Although the clusters employ common techniques – such as leveraging open-source and cracked remote access trojans (RATs), dynamic domain providers, and legitimate internet services for staging – their infrastructure and operational methods show meaningful variation. The analysis highlights a persistent focus on government-related targets in the region, with participation also seen across other sectors.
The campaigns have a regional footprint primarily centered on Colombia, with activity also observed in Ecuador, Chile, and Panama, and some Spanish-speaking victims in the United States. Targeted sectors include the judiciary, tax authorities, and financial, petroleum, energy, education, healthcare, manufacturing, and professional services. The bulk of documented activity has occurred within Colombia’s government ecosystem, according to Recorded Future.
Attack chains typically begin with spear-phishing lures impersonating local government agencies, prompting recipients to open malicious documents or click links obscured by URL shorteners. The group has historically used compromised email accounts to disseminate messages and employ geofencing to redirect victims to official government sites when accessing attacker-controlled infrastructure outside Colombia or Ecuador.
Recent campaigns reportedly rely on a Visual Basic Script dropper to execute a dynamically generated PowerShell payload, which then contacts external servers to download an injector module responsible for loading multiple RATs, including Lime RAT, DCRat, AsyncRAT, and Remcos RAT. Researchers cited a chain of fetches that travels from a script to a PowerShell payload and ultimately to a .NET assembly embedded within an image hosted on the Internet Archive, illustrating the evolving use of living-off-the-land techniques and legitimate services for evasion.

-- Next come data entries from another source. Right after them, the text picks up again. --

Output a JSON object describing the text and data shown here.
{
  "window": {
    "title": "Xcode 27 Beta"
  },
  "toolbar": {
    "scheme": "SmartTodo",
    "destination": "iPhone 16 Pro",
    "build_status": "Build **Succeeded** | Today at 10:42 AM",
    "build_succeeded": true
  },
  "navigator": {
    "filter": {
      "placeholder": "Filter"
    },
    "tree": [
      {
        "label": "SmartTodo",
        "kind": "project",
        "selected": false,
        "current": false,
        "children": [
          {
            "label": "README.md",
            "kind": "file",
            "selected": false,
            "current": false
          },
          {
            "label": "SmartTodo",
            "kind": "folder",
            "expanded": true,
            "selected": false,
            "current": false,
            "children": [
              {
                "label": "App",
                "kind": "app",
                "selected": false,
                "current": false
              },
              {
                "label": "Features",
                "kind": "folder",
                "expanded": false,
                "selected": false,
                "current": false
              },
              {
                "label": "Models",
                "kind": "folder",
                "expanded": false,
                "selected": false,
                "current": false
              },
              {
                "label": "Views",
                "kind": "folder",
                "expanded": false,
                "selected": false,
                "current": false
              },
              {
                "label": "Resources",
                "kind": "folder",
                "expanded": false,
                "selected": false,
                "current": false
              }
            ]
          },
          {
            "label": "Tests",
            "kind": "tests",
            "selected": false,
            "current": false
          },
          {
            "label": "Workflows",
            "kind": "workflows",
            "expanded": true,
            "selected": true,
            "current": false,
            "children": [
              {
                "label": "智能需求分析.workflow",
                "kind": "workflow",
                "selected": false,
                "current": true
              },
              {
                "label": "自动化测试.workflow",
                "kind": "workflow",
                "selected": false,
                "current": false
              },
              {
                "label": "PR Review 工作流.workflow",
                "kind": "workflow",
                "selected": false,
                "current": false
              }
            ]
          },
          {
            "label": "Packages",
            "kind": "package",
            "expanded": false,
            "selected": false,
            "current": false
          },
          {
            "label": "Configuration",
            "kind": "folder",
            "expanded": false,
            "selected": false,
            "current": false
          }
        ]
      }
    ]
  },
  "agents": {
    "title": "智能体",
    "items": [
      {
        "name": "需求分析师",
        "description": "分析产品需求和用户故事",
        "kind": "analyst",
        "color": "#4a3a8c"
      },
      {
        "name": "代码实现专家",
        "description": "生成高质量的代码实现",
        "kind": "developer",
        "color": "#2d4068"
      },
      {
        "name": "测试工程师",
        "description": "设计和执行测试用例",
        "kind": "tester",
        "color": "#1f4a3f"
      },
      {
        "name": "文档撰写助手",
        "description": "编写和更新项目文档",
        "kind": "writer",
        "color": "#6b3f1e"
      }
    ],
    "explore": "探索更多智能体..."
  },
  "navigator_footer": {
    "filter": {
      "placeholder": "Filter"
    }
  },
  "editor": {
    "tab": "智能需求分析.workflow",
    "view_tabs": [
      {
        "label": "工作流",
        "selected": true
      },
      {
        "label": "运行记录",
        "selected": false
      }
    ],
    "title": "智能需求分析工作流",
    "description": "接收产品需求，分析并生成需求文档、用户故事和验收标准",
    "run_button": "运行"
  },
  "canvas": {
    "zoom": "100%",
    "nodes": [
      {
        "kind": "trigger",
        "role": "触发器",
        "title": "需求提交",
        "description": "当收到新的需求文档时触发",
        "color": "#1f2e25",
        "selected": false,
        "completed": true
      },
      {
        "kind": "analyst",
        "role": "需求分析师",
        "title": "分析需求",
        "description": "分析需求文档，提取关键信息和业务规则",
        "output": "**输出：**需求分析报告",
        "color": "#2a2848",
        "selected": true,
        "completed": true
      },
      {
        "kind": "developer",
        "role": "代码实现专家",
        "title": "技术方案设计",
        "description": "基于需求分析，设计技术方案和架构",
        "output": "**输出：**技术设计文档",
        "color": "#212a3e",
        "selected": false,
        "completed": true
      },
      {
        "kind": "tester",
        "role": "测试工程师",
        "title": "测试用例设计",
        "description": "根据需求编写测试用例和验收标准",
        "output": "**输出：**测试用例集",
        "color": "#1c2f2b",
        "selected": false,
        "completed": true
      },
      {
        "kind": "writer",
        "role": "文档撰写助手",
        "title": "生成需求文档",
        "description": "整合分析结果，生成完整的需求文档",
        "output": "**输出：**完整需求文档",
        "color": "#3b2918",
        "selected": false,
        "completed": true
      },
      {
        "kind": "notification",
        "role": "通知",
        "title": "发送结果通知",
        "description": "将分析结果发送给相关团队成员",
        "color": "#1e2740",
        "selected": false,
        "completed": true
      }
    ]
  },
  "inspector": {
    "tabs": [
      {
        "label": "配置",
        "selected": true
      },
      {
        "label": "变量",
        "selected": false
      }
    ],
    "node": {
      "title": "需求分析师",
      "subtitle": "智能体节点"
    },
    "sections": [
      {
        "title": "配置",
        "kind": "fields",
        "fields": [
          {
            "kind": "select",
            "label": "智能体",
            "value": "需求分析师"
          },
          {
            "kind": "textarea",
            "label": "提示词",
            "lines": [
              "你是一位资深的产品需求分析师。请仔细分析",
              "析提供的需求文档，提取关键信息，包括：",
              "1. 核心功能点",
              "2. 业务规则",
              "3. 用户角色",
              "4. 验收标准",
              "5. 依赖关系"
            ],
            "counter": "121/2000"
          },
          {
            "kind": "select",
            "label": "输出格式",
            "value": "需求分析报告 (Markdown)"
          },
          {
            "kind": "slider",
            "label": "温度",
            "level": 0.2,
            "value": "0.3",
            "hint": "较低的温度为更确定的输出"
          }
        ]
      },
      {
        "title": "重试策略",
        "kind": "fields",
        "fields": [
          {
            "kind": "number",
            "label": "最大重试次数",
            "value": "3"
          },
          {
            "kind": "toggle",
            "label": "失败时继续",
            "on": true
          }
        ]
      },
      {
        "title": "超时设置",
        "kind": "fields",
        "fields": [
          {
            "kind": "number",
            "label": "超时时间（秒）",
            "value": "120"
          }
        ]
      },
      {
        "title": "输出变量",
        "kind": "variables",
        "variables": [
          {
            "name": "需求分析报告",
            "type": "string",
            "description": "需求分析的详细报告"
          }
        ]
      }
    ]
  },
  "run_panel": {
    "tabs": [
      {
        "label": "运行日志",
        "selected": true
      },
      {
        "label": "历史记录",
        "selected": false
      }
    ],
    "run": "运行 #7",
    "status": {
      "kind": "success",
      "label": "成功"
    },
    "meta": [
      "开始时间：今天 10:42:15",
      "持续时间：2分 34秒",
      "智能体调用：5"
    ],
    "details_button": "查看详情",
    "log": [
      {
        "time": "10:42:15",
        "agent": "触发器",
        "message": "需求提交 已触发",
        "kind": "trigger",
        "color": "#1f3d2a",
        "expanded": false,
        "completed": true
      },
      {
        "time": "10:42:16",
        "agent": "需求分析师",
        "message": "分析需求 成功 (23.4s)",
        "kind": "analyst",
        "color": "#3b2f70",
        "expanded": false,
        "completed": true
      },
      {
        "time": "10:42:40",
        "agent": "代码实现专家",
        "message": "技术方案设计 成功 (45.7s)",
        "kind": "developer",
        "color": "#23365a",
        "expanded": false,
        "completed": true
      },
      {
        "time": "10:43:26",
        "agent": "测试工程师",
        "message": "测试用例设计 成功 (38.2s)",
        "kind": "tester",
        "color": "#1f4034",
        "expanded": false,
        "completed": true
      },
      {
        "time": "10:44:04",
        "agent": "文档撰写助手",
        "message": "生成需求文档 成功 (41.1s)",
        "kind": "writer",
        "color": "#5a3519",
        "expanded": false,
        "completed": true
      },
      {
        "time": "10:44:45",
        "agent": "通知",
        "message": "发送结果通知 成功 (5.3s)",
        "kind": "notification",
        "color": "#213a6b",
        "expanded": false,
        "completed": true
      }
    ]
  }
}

These findings align with analyses by Censys, which highlights the toolchain’s evolution and the role of compromised infrastructure in these campaigns.
According to Recorded Future, five clusters have been identified, each associated with distinct infrastructure and deployment patterns:
- Cluster 1 (February–July 2025): targeted Colombian government entities exclusively with DCRat, AsyncRAT, and Remcos RAT.
- Cluster 2 (September–December 2024): Colombian government and entities in education, defense, and retail sectors, using AsyncRAT and XWorm.
- Cluster 3 (September 2024–July 2025): deployment of AsyncRAT and Remcos RAT.
- Cluster 4 (May 2024–February 2025): phishing infrastructure mimicking Banco Davivienda, Bancolombia, and BBVA.
- Cluster 5 (March–July 2025): Lime RAT and a cracked AsyncRAT variant observed in Clusters 1 and 2.
The campaigns have also employed SVG attachments that fetch a JavaScript payload from Discord CDN, which in turn retrieves a PowerShell script from Paste.ee. The PowerShell loader decodes and executes a secondary payload that extracts a .NET assembly from an image hosted on the Internet Archive, a technique aimed at evading detection and complicating attribution. A visual representation of the surrounding digital risk context accompanies these findings in Related coverage.
Nearly 60% of the observed Blind Eagle activity during the analysis period targeted the government sector, followed by education, healthcare, retail, transportation, defense, and oil. Recorded Future notes that the group’s primary focus has consistently been Colombia, particularly its government entities, raising questions about whether the activity signals state-sponsored espionage alongside financially motivated operations.
Experts caution that, while TAG-144 has primarily targeted Colombia, the scope has included other South American countries such as Ecuador and may extend to Spanish-speaking victims in the United States. The extent to which these campaigns reflect purely financial monetization versus potential state-aligned objectives remains a topic of ongoing study.